The Auditorium of the TU Aula was almost packed for this event, for which around 500 students and professors got a ticket. The schedule was filled with four speakers and a pitch battle, in which three students pitched their start-ups to a jury, to win €1,000. In the first hour, visitors could look at several prototypes from YES!Delft start-ups, including the Somnox sleep robot,  Atmos’ new drone for aerial data collection and the Exobuddy, a military exoskeleton from Intespring. Then the Auditorium opened for the symposium, hosted by Josh Rachford, a writer and actor at Boom Chicago, an improvisation comedy group based in Amsterdam. 
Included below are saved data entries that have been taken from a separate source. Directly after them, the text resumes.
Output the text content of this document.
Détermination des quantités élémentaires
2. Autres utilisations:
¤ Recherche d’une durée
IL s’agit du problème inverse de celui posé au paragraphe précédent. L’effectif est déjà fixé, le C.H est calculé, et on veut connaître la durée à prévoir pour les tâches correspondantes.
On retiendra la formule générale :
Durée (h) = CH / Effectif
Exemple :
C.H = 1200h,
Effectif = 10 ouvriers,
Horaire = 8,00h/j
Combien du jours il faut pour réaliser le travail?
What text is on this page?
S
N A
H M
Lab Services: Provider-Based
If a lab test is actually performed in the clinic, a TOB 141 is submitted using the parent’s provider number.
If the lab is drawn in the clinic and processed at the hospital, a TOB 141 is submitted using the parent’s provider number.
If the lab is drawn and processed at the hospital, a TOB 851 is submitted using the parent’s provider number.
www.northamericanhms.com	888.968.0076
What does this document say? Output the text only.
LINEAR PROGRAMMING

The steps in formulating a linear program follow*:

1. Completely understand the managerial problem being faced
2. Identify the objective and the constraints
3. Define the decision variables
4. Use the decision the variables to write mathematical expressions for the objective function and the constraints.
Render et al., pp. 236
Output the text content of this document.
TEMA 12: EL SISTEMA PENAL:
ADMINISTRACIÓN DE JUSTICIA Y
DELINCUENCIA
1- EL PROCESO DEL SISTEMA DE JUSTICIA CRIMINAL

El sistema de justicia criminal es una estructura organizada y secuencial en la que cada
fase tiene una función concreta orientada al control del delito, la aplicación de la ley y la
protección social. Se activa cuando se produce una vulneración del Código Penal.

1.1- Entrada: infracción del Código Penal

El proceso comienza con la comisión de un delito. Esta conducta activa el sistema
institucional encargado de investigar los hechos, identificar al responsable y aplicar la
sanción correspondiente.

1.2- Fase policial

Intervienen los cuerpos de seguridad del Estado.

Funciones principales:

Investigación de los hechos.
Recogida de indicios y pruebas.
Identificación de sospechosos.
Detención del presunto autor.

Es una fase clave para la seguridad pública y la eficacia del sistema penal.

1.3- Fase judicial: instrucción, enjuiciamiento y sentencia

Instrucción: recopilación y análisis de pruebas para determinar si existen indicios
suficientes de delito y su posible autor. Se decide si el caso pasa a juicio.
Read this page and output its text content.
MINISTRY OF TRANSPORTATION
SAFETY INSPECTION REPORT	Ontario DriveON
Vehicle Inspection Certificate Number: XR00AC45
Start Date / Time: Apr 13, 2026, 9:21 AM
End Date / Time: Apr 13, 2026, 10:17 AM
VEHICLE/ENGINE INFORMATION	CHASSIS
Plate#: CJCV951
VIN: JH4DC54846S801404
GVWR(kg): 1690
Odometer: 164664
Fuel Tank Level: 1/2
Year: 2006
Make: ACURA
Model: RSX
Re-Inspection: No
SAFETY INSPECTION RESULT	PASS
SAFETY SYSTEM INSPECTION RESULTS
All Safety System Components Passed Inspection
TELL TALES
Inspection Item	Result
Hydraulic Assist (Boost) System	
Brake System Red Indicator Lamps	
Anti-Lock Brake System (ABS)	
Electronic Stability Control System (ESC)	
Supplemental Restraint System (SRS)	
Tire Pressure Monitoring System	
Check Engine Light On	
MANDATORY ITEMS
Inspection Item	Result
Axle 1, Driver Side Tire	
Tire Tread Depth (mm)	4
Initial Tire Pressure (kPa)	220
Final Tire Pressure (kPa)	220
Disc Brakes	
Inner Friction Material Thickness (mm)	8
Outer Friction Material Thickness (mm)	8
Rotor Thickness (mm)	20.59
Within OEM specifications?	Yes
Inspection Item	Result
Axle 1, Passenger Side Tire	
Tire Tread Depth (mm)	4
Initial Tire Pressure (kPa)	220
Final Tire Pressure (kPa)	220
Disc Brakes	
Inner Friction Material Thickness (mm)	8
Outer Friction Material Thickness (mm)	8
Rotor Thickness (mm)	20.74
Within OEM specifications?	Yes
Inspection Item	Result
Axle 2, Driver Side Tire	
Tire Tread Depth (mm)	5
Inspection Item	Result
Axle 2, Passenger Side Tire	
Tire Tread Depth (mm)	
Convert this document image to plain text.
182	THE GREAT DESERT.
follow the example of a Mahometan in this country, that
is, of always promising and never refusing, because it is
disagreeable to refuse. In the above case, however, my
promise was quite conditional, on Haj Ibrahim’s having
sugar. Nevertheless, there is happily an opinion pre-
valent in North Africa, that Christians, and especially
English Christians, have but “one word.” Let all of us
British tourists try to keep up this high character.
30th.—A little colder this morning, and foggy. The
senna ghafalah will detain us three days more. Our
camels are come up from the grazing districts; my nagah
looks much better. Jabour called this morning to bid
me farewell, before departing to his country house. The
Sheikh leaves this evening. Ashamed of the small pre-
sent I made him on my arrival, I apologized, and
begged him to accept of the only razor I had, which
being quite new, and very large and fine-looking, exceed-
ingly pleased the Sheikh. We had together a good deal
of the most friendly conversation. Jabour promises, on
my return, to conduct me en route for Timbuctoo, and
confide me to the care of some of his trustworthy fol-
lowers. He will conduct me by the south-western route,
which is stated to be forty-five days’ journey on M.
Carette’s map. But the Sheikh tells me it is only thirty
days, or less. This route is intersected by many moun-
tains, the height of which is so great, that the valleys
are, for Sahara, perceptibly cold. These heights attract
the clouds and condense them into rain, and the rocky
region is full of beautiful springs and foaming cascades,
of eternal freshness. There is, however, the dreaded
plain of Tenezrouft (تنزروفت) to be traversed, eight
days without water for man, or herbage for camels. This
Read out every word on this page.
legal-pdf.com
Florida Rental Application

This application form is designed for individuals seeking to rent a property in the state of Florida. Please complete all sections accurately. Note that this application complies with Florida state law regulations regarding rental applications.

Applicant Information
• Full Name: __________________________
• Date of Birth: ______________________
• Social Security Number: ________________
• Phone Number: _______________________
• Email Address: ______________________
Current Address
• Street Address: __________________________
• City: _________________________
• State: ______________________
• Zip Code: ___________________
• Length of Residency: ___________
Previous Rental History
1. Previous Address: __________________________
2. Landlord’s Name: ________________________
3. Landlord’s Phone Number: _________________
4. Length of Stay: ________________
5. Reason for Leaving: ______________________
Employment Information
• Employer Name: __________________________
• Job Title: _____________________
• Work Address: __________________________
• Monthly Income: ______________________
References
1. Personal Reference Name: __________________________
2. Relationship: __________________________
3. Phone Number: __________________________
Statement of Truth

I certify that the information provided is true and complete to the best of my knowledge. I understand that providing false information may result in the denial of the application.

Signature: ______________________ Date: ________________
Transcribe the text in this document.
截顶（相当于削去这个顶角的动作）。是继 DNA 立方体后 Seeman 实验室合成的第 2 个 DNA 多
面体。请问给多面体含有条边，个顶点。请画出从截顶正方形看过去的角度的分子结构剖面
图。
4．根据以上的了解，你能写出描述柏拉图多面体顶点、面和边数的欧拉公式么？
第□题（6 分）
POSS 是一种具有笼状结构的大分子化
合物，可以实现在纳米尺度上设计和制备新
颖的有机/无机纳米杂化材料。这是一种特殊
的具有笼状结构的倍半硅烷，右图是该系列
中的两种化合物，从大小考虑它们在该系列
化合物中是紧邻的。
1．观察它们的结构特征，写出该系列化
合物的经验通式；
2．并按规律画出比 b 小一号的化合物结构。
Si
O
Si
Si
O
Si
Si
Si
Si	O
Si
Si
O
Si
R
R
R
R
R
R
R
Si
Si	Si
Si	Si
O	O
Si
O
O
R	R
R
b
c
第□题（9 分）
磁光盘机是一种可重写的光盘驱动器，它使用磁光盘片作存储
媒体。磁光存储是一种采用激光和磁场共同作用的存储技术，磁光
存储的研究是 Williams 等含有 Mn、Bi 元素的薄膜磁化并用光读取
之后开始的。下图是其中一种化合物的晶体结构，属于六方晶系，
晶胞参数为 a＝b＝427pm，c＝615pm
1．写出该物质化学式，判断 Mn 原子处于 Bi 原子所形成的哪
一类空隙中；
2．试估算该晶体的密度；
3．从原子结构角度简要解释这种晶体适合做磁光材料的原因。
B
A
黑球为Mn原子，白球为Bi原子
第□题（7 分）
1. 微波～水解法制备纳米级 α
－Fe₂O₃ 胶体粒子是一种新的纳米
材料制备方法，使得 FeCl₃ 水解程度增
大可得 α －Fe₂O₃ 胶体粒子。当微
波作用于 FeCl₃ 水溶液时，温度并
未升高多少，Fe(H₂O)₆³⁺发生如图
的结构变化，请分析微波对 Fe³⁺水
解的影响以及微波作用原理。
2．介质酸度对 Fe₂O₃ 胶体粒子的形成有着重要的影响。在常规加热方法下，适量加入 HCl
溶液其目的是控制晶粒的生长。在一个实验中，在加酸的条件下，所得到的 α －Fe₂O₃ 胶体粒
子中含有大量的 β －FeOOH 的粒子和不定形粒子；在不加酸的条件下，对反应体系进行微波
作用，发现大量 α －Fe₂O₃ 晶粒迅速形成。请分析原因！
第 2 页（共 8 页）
Lotte Leufkens, CloudCuddle
CloudCuddle

The symposium was kicked off by Lotte Leufkens, co-founder of the start-up Cloud Cuddle. Leufkens was studying mechanical engineering at TU Delft when she met the father of a severely disabled child. His child could not sleep in normal beds because of his epilepsy, so Lotte vowed to design a bed that was safe and portable, to give parents of severely disabled children more freedom. The ball started rolling, and now Cloud Cuddle is a successful start-up, the product is officially on the market and Lotte won the TEDx Women Startup Award. Her message to the audience is that if you have a good idea that you believe in, you can do it, even if you are a student with little money. And she realised something else: investors do not primarily invest in the idea itself, but they invest in you! If you can show them you have the determination and the belief in your idea, you are a long way there.

Julian Jagtenberg, Somnox
Somnox

Julian Jagtenberg was an industrial design student when he did a minor in robotics. He became inspired by soft robotics and with his team, developed the first design of Somnox: a soft robot that helps people sleep longer and better by simulating breathing, relaxing audio and affection. His advice to the audience was to just do it and be persistent. It is not easy being an entrepreneur, and there are times when you are close to giving up. But if your idea is good enough and you stand your ground, you may end up with a successful start-up, just like Julian.

Marnix Broer, StudeerSnel
StudeerSnel

Marnix Broer also studied in Delft and is co-founder of StudeerSnel. On this website, university and college students can share their notes of lectures and summaries of books. In this way, students do not have to summarise books that have already been summarised many times, but they can just find the summary on the site. Marnix advises students who want to start a start-up to do it now, while they are still studying. If you wait a couple of years, you might have a house or a family, and it will be far more difficult to take the leap. He also told students to make sure they have a team around them that they can have fun with and discuss important decisions.

Michiel Muller, Picnic
Picnic

Michiel Muller is a classic example of a serial entrepreneur. Among other companies, he co-founded the Tango unmanned gas stations in the Netherlands and Route Mobiel, a service that helps people with car breakdowns. Currently, he is co-founder of Picnic, a company that delivers groceries to people’s doorsteps with a very short waiting time and no delivery charge. He told the audience that with all of his successful start-ups, people told him that it was impossible, but he proved them all wrong. How? He believed in his idea and he persisted. Another piece of advice he gave was to not think too much about what might go wrong: “even if you think of 100 problems that might occur, you can never really predict what is going to happen and, in my experience, it is often the 101st problem that you did not think of that actually does happen.”